Solved – Is it a good idea to normalize the data consecutively in two different methods

classificationdata visualizationmachine learningmultilabelnormalization

Let's say I have a dataset with 5 features. One row is (just to give you an idea of the range of data in each column)
[200456, 76, 2, 1, 0, 9986]
First I normalize columns with mean = 0 and variance = 1. Then I scale the columns of the data from 0 to 1. This gives me really good results, but in theory, I am not very convinced that this is a good method of normalization. I am working with multi-label classification of data if that helps. Kindly let me know if more information is required.

Best Answer

The part about normalizing across rows pops out at me. It's usual to normalize a feature (column) so that, having done this for each feature, the features will be on more comparable scales. Normalizing across rows probably won't make any physical sense, and I'm not sure I can see any situation where it would be justified. (Imagine mashing a person's height, weight, and blood pressure together.)

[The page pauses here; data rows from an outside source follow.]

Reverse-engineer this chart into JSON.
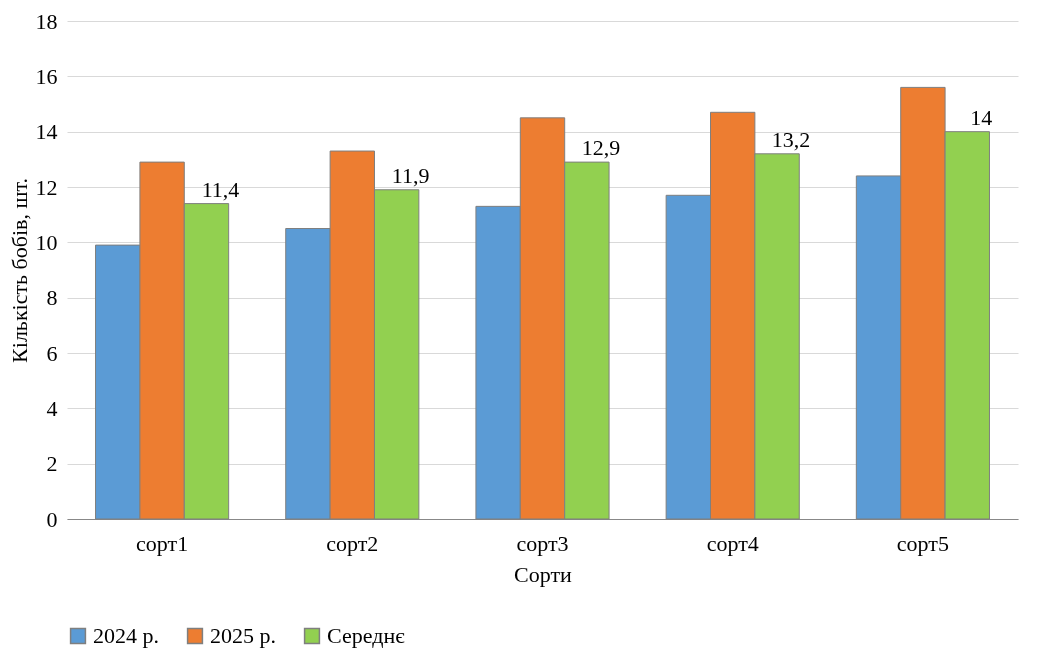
{
  "chart_data": {
    "type": "bar",
    "xlabel": "Сорти",
    "ylabel": "Кількість бобів, шт.",
    "categories": [
      "сорт1",
      "сорт2",
      "сорт3",
      "сорт4",
      "сорт5"
    ],
    "series": [
      {
        "name": "2024 р.",
        "color": "#5b9bd5",
        "values": [
          9.9,
          10.5,
          11.3,
          11.7,
          12.4
        ]
      },
      {
        "name": "2025 р.",
        "color": "#ed7d31",
        "values": [
          12.9,
          13.3,
          14.5,
          14.7,
          15.6
        ]
      },
      {
        "name": "Середнє",
        "color": "#92d050",
        "values": [
          11.4,
          11.9,
          12.9,
          13.2,
          14
        ],
        "value_labels": [
          "11,4",
          "11,9",
          "12,9",
          "13,2",
          "14"
        ]
      }
    ],
    "ylim": [
      0,
      18
    ],
    "yticks": [
      0,
      2,
      4,
      6,
      8,
      10,
      12,
      14,
      16,
      18
    ],
    "grid": "y",
    "legend": "bottom"
  }
}
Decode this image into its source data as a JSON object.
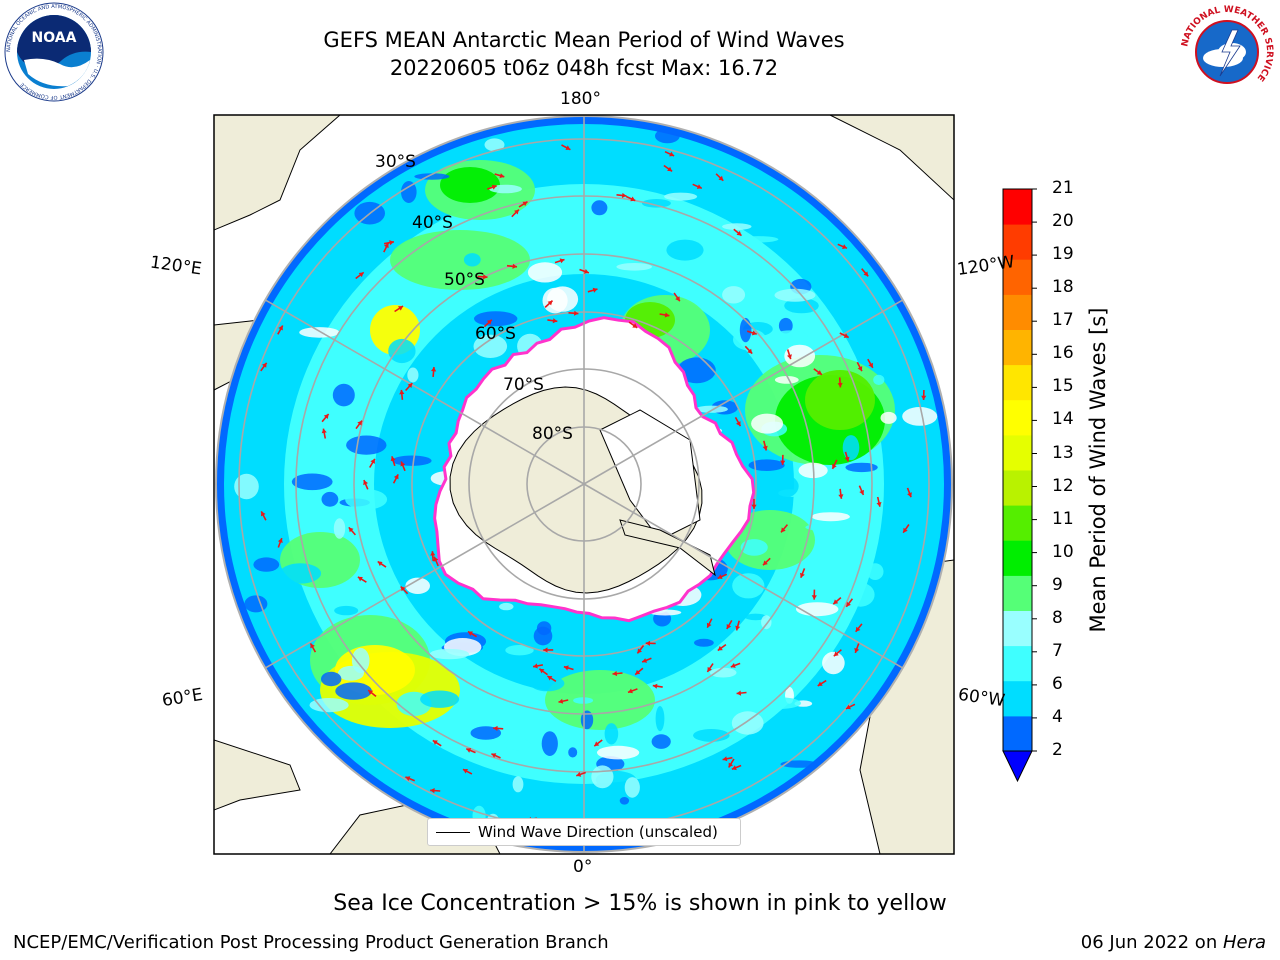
{
  "title": {
    "line1": "GEFS MEAN Antarctic Mean Period of Wind Waves",
    "line2": "20220605 t06z 048h fcst   Max: 16.72"
  },
  "map": {
    "projection": "south polar stereographic",
    "lon_labels": {
      "top": "180°",
      "bottom": "0°",
      "left_upper": "120°E",
      "left_lower": "60°E",
      "right_upper": "120°W",
      "right_lower": "60°W"
    },
    "lat_labels": [
      "30°S",
      "40°S",
      "50°S",
      "60°S",
      "70°S",
      "80°S"
    ],
    "legend": "Wind Wave Direction (unscaled)",
    "arrow_color": "#e8191a",
    "land_color": "#efedd9",
    "ice_edge_color": "#ff33cc"
  },
  "colorbar": {
    "label": "Mean Period of Wind Waves [s]",
    "ticks": [
      "2",
      "4",
      "6",
      "7",
      "8",
      "9",
      "10",
      "11",
      "12",
      "13",
      "14",
      "15",
      "16",
      "17",
      "18",
      "19",
      "20",
      "21"
    ],
    "colors": [
      "#0069ff",
      "#00ddff",
      "#3fffff",
      "#99ffff",
      "#55ff77",
      "#00ee00",
      "#55ee00",
      "#b9f200",
      "#e5ff00",
      "#ffff00",
      "#ffe600",
      "#ffb400",
      "#ff8c00",
      "#ff6400",
      "#ff3c00",
      "#ff0000"
    ],
    "extend_color": "#0000ff"
  },
  "footer": {
    "ice_note": "Sea Ice Concentration > 15% is shown in pink to yellow",
    "credit": "NCEP/EMC/Verification Post Processing Product Generation Branch",
    "date": "06 Jun 2022 on ",
    "host": "Hera"
  },
  "logos": {
    "noaa_text": "NOAA",
    "noaa_ring": "NATIONAL OCEANIC AND ATMOSPHERIC ADMINISTRATION · U.S. DEPARTMENT OF COMMERCE",
    "nws_ring": "NATIONAL WEATHER SERVICE"
  }
}
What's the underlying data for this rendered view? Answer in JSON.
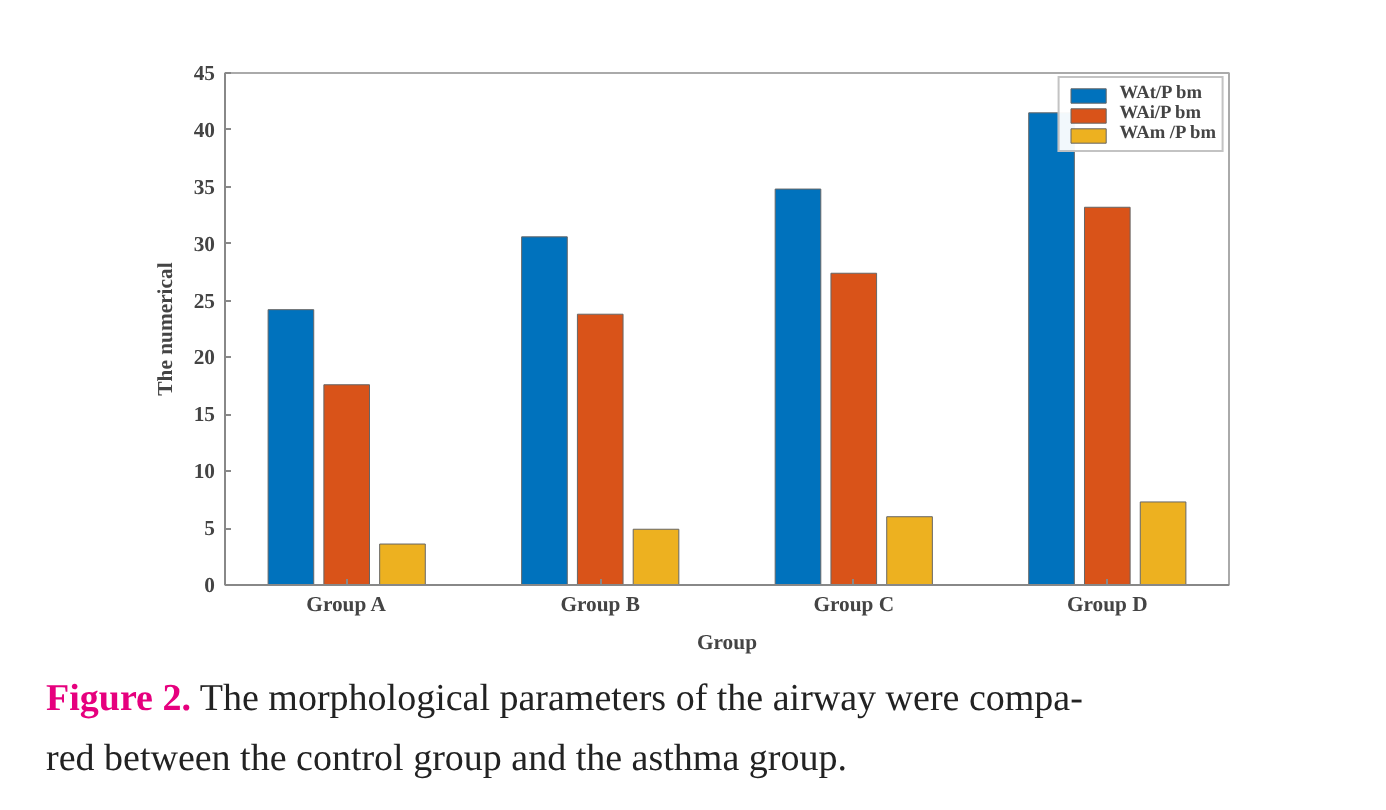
{
  "chart_data": {
    "type": "bar",
    "xlabel": "Group",
    "ylabel": "The numerical",
    "categories": [
      "Group A",
      "Group B",
      "Group C",
      "Group D"
    ],
    "series": [
      {
        "name": "WAt/P bm",
        "color": "#0072bd",
        "values": [
          24.2,
          30.6,
          34.8,
          41.5
        ]
      },
      {
        "name": "WAi/P bm",
        "color": "#d95319",
        "values": [
          17.6,
          23.8,
          27.4,
          33.2
        ]
      },
      {
        "name": "WAm /P bm",
        "color": "#edb120",
        "values": [
          3.6,
          4.9,
          6.0,
          7.3
        ]
      }
    ],
    "ylim": [
      0,
      45
    ],
    "yticks": [
      0,
      5,
      10,
      15,
      20,
      25,
      30,
      35,
      40,
      45
    ],
    "grid": false,
    "legend": "top right",
    "annotations": [
      "Figure 2.",
      "The morphological parameters of the airway were compa-",
      "red between the control group and the asthma group."
    ]
  }
}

Even if you normalize only the columns, note: if you normalize all of your data and then split it into train/test, you will get unrealistically better test results than you should. Your training data represents the data you have before you deploy your model and your test data represents the data that comes in after deployment. By normalizing across this boundary, you are allowing data from the future (test set) to leak into the present (training set). This can't and won't happen in the real world.